Dos generaciones, un mismo jazz

La diferencia de edades entre los músicos de Zaperoco es su punto fuerte. El sonido de hace dos décadas se junta con los intereses folclóricos de ahora.

Dos generaciones, un mismo jazz

Uno de los repertorios más joviales del actual jazz colombiano, el del grupo Zaperoco, se sostiene en dos pilares: por un lado está el joven saxofonista César Medina, ex integrante del grupo rumbero La Mojarra Eléctrica, y, por otro, el veterano pianista William Maestre, quien ayudó a definir el sonido de jazz con sintetizadores en la década de los 90. A estos dos músicos los separan 15 años. Una generación, dicen.
 
De hecho, la presencia de Maestre dentro del grupo sugiere en principio un aire paternal. Pero basta con escucharlos para entender que en realidad se trata de un equilibrio: mientras uno exhibe la energía, el otro aporta la experiencia, y en ese juego se basa toda la arquitectura del sonido de su nuevo disco, Edificio Colombia.
 
“Hay mucho balance –explica el pianista–. La situación en la que estamos es la de compartir un concepto y una aventura.
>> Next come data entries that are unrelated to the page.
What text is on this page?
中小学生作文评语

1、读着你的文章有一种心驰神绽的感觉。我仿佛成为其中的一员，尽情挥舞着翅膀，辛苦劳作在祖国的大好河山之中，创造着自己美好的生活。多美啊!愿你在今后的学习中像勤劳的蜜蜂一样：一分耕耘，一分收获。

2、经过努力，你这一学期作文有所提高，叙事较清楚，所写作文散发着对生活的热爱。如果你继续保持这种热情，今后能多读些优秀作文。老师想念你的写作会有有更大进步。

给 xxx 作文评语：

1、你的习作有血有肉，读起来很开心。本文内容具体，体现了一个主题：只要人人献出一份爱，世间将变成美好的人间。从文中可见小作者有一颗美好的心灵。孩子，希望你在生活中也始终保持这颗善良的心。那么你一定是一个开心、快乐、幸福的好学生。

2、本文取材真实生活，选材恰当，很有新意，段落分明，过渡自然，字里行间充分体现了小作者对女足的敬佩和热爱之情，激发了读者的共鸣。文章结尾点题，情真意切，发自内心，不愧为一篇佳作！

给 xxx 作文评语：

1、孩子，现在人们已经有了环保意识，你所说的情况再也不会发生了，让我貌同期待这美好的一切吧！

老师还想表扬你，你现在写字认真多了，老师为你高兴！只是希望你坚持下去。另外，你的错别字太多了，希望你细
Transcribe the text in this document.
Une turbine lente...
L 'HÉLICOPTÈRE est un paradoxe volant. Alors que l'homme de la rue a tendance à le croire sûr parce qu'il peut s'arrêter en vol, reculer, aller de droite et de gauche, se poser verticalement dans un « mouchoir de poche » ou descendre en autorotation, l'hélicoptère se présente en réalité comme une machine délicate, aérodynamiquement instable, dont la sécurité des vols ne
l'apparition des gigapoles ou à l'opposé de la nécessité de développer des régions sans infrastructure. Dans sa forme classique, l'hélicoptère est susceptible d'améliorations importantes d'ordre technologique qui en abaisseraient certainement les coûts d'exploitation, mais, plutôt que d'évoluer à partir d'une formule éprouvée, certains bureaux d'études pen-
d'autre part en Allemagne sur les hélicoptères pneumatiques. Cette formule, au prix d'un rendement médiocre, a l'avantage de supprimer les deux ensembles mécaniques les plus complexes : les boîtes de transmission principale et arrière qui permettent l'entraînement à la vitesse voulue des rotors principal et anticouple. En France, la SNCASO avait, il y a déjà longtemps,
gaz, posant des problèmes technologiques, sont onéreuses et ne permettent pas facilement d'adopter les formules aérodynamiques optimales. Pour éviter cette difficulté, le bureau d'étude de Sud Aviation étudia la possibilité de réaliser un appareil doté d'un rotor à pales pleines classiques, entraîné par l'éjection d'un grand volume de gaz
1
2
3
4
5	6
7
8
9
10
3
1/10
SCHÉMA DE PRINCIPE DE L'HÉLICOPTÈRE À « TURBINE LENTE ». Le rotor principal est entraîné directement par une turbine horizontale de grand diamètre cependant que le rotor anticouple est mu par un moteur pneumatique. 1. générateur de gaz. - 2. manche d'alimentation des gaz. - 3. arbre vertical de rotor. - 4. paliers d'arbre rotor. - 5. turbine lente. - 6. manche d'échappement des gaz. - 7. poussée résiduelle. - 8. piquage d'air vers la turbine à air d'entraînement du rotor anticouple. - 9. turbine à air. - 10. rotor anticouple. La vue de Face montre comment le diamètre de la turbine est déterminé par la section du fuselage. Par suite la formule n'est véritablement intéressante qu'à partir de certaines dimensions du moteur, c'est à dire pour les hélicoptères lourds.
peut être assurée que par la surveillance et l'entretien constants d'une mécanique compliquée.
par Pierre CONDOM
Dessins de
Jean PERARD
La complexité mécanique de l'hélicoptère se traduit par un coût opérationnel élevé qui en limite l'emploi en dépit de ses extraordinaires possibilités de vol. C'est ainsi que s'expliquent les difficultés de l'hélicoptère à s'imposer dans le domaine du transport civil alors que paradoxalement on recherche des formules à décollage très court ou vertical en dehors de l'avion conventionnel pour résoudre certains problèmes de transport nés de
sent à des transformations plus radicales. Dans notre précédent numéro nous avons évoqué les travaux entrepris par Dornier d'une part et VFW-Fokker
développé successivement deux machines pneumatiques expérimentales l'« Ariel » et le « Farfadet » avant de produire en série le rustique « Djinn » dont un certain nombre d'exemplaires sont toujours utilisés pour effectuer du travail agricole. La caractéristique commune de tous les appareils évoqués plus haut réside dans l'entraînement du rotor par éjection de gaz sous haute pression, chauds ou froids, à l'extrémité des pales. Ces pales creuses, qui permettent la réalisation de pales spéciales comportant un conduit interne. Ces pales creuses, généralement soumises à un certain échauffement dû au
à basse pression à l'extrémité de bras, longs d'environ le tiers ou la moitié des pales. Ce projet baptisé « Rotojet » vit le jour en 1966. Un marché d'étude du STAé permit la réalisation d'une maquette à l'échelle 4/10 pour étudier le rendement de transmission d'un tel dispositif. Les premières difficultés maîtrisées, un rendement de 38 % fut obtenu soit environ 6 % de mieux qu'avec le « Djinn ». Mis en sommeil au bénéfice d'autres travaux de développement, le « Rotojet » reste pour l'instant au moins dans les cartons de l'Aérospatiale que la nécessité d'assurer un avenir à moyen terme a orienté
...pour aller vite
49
Yo no siento la diferencia de edad porque César y los otros músicos son muy maduros. Me divierto a la par con ellos. Logramos un interesante equilibrio entre experiencia y novedad”.
 
El nombre del álbum está muy bien puesto porque, si bien el grupo toca en clave de jazz, los cimientos de este Edificio Colombia son dos ritmos de las costas colombianas que se llaman igual: el porro chocoano y el porro del Atlántico. Ambos litorales logran sonar de manera exuberante en sus presentaciones en vivo y de un modo más contenido, pero atractivo, en su disco.
 
La conclusión es optimista. En Zaperoco, el jazz aparece como un espacio de conciliación musical. Medina es un saxofonista de mucho vuelo, en tanto que Maestre se convierte en un necesario polo a tierra frente al teclado. A veces también invierten los papeles y el sonido mantiene su imaginación. El jazz es el catalizador, el lenguaje que permite que hasta las brechas generacionales se desvanezcan.